Dinge der Woche: Corona verbreitet sich überall,
nur nicht in unseren Fussballstadien. Die Deutschen horten Tütensuppen
statt Thomas-Mann-Romane. Und Meerschweinchen sind ausverkauft.
Das
Deutschland immer noch das gelobte Land der Dichter und Denker
ist, kann man an der Tatsache erkennen, dass aus Angst vor der
weiteren Ausbreitung des Coronavirus ruck zuck die Leipziger
Buchmesse abgesagt worden ist, nicht aber diverse Fussballspiele
wie die angebliche Spitzenbegegnung Stuttgart gegen Bielefeld.
Das
beweist zum einen, dass so ein Strafraum kein Sperrgebiet sein
muss, Geisterspiele mindestens so angsteinflössend sind wie
Südtirol-Rückkehrer sind und Bielefeld kein Gerücht ist, sondern
eine schwere Heimsuchung, gegen die man sich in der Zweiten
Bundesliga noch nicht impfen lassen kann.

Andererseits
wird der Besitz von Büchern heutzutage schon als gefährliche
Vorerkrankung eingestuft, weshalb von der Lektüre bakterieller
Belleristik dringend abgeraten wird. Wer als halbtoter Bildungsbürger
alter Schule das "Decamerone" von Giovanni Boccaccio
im Billy-Regal stehen hat, ein derzeit viel zitiertes Werk der
Weltliteratur, welches der Florentiner 1348 vor dem Hintergrund
des Pestepidemie schrieb, gilt als Risikopatient mit italophiler
Infektionskette und muss zwei Wochen besser zwei Jahre unter
Quarantäne gestellt werden.
Stadionbesuche
hingegen förderten, so heisst es vielerorts, die Frischluftzufuhr
im Verein und den sozialen Zusammenhalt der ohnehin gespaltenen
deutschen Gesellschaft, die seit einer anderen unheilbaren Viruserkrankung
auf dem einem Auge annähernd blind ist. Das reicht aber noch
nicht für ein telefonisches Attest.
Zu
den empfohlenen antiviralen Massnahmen gehört für alle Fussballfans
bis auf Weiteres: Beim Tor der eigenen Mannschaft bitte in die
Armbeuge gröhlen! Die Stadionwurst vor dem Verzehr in Alkohol
tunken! Und vor und nach dem Schmähgesang gegen Dietmar Hopp
möglichst auf die Mundhygiene achten und mit Kernseife ausgiebig
spülen!
Jens Spahn hat jedenfalls alles
unter Kontrolle.

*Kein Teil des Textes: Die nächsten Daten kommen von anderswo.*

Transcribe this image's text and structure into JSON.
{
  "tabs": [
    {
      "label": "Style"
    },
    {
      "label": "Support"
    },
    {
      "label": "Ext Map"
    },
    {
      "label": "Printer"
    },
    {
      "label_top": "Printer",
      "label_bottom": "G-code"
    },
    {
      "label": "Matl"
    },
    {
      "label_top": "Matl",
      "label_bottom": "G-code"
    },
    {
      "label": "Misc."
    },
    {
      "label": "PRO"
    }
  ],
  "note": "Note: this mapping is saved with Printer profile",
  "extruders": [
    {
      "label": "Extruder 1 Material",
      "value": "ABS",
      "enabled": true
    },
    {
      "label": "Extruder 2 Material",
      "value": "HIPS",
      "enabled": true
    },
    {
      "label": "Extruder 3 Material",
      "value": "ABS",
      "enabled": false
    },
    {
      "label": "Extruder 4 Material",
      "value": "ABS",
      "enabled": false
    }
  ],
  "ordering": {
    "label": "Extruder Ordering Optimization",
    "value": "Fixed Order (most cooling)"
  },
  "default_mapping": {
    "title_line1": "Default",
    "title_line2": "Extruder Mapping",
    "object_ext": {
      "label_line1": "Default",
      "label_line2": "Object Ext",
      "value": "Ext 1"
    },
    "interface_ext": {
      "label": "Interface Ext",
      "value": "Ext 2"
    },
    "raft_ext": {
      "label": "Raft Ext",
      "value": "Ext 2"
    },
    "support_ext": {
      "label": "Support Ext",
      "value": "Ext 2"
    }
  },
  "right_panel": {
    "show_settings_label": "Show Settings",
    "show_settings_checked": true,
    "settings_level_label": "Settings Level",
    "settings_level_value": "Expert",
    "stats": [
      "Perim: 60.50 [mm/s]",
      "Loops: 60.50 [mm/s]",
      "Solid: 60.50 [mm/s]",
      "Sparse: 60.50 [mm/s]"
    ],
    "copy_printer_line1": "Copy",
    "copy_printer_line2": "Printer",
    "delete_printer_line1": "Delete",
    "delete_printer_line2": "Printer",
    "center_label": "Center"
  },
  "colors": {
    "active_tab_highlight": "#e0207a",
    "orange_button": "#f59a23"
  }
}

Er wirkt noch jung, gesund, unbelesen und gibt
jedem Kiez-Virologen die Ghetto-Faust. Der Bundesminister für
Krankheit hat sich lediglich ein Selfie-Stopp verordnet. Für
ihn ein riesiges Opfer. Doch Panik sei fehl am Platze, sagen
alle. Das gilt übrigens auch für den Humor. Unachtsames Lachen
scheint ansteckend zu sein - anders als eine Grossveranstaltung
im Volkssport. Die Grünen überlegen deswegen, alle Satiriker,
die sich nicht über Friedrich Merz, Woody Allen oder ähnlich
alte weisse Männer lustig machen, verbieten zu lassen. Kurzum,
2015 darf sich nicht wiederholen!

Dass
die Kultur eine wichtige Rolle spielt, sieht man auch im Handel,
wo Tütensuppen und Toilettenpapier statt Thomas-Mann-Romane
über lungenkranke Helden ausverkauft sind. Die Hamsterverkäufe
sind glücklicherweise seltener geworden, dafür sind jetzt die
Meerschweinchen dran. Renommierte Buchverlage überlegen aus
wirtschaftlichen Gründen, künftig ihre Bestseller auf ungebleichtem
Klopapier drucken zu lassen. Die Krise macht erfinderisch. Notfalls
können auch Glossen wie diese in der Nasszelle zum Einsatz kommen.
Danach aber unnnbedingt die Hände waschen!